Question

A model rocket is launched with an initial velocity of 240 ft/s. The height, h, in feet, of the rocket t seconds after the launch is given by
h = −16t2 + 240t.
How many seconds after launch will the rocket be 390 ft above the ground? Round to the nearest hundredth of a second.

s (smaller value)
s (larger value)

Answer 1

Answer:

About 1.85 seconds and 13.15 seconds.

Step-by-step explanation:

The height (in feet) of the rocket t seconds after launch is given by the equation:

$h = -16t^2 + 240 t$

And we want to determine how many seconds after launch will be rocket be 390 feet above the ground.

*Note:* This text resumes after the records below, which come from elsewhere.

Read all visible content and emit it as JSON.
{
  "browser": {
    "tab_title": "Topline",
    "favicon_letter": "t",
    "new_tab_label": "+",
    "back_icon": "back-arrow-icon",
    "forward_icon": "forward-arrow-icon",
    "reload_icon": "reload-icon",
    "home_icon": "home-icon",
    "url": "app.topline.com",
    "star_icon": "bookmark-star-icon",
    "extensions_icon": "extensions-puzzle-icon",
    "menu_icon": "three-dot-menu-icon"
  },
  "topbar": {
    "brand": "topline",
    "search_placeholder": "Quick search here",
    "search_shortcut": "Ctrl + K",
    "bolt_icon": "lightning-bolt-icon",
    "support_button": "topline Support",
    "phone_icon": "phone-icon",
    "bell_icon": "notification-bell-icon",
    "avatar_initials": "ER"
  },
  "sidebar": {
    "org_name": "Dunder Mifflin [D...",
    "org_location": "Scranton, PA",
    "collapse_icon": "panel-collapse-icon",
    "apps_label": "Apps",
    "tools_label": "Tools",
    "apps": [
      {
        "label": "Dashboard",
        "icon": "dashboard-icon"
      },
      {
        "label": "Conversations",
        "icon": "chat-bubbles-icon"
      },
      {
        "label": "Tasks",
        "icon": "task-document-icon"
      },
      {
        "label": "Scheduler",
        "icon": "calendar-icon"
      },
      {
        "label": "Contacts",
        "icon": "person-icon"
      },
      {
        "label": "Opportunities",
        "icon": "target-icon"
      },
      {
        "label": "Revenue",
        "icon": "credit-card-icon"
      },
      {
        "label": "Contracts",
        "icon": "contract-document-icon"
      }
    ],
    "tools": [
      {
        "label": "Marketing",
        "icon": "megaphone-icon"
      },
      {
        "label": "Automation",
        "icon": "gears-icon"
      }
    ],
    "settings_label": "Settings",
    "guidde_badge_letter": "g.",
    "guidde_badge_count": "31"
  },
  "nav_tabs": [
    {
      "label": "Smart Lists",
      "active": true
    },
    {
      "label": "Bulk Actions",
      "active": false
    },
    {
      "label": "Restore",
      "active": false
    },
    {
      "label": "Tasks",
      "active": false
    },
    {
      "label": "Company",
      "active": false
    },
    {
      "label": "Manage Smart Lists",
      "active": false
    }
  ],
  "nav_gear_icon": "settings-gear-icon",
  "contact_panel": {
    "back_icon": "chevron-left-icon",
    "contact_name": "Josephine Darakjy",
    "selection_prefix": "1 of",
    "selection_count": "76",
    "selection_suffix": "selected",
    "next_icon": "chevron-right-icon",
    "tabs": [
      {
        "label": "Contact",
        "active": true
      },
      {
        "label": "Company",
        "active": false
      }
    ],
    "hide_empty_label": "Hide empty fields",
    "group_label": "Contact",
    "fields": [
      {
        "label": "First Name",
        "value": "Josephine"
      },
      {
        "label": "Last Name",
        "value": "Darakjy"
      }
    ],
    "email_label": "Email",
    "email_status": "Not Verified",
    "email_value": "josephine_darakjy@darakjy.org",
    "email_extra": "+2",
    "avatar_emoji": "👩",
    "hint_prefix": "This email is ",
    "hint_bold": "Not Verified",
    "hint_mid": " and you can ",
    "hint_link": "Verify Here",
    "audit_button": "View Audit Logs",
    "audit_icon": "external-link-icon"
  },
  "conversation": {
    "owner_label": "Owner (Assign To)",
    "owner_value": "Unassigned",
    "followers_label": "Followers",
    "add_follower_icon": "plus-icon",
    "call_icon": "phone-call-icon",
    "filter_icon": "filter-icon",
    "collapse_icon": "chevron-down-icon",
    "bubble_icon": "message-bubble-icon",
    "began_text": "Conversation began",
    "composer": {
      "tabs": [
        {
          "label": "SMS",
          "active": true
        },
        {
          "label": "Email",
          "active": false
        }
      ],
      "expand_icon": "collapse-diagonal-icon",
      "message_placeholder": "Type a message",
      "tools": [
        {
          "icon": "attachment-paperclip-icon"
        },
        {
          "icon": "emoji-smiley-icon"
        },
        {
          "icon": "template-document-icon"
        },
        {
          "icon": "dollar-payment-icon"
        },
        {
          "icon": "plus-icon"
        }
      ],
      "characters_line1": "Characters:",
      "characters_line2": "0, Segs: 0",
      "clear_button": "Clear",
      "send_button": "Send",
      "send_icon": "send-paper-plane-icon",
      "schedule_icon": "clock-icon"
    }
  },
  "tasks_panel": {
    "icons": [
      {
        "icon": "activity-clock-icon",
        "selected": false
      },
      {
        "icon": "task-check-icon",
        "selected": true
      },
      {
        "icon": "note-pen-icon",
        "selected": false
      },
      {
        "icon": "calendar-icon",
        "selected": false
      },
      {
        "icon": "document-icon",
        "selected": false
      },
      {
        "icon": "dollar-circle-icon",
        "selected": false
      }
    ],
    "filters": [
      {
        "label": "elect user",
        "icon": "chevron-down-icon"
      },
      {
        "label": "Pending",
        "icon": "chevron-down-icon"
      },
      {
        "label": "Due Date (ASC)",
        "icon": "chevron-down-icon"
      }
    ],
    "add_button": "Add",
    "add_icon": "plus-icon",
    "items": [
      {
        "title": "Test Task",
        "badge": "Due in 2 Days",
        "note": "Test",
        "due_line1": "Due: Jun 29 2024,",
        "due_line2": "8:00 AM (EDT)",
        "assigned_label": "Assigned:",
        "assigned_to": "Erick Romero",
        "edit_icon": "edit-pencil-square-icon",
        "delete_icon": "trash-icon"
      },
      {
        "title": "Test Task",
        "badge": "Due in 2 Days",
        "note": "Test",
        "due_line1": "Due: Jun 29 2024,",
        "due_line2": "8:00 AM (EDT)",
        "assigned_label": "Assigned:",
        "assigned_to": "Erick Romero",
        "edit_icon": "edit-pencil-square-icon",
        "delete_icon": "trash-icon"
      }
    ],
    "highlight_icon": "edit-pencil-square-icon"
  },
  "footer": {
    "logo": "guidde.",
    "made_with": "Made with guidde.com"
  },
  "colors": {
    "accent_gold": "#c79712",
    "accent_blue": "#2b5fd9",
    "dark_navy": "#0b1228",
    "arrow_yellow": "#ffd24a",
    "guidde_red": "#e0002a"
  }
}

Thus, let h = 390 and solve for t:

$390 = -16t^2 +240t$

Isolate:

$-16t^2 + 240 t - 390 = 0$

Simplify:

$8t^2 - 120t + 195 = 0$

We can use the quadratic formula:

$\displaystyle x = \frac{-b\pm\sqrt{b^2 -4ac}}{2a}$

In this case, a = 8, b = -120, and c = 195. Hence:

$\displaystyle t = \frac{-(-120)\pm \sqrt{(-120)^2 - 4(8)(195)}}{2(8)}$

Evaluate:

$\displaystyle t = \frac{120\pm\sqrt{8160}}{16}$

Simplify:

$\displaystyle t = \frac{120\pm4\sqrt{510}}{16} = \frac{30\pm\sqrt{510}}{4}$

Thus, our two solutions are:

$\displaystyle t = \frac{30+ \sqrt{510}}{4} \approx 13.15 \text{ or } t = \frac{30-\sqrt{510}}{4} \approx 1.85$

Hence, the rocket will be 390 feet above the ground after about 1.85 seconds and again after about 13.15 seconds.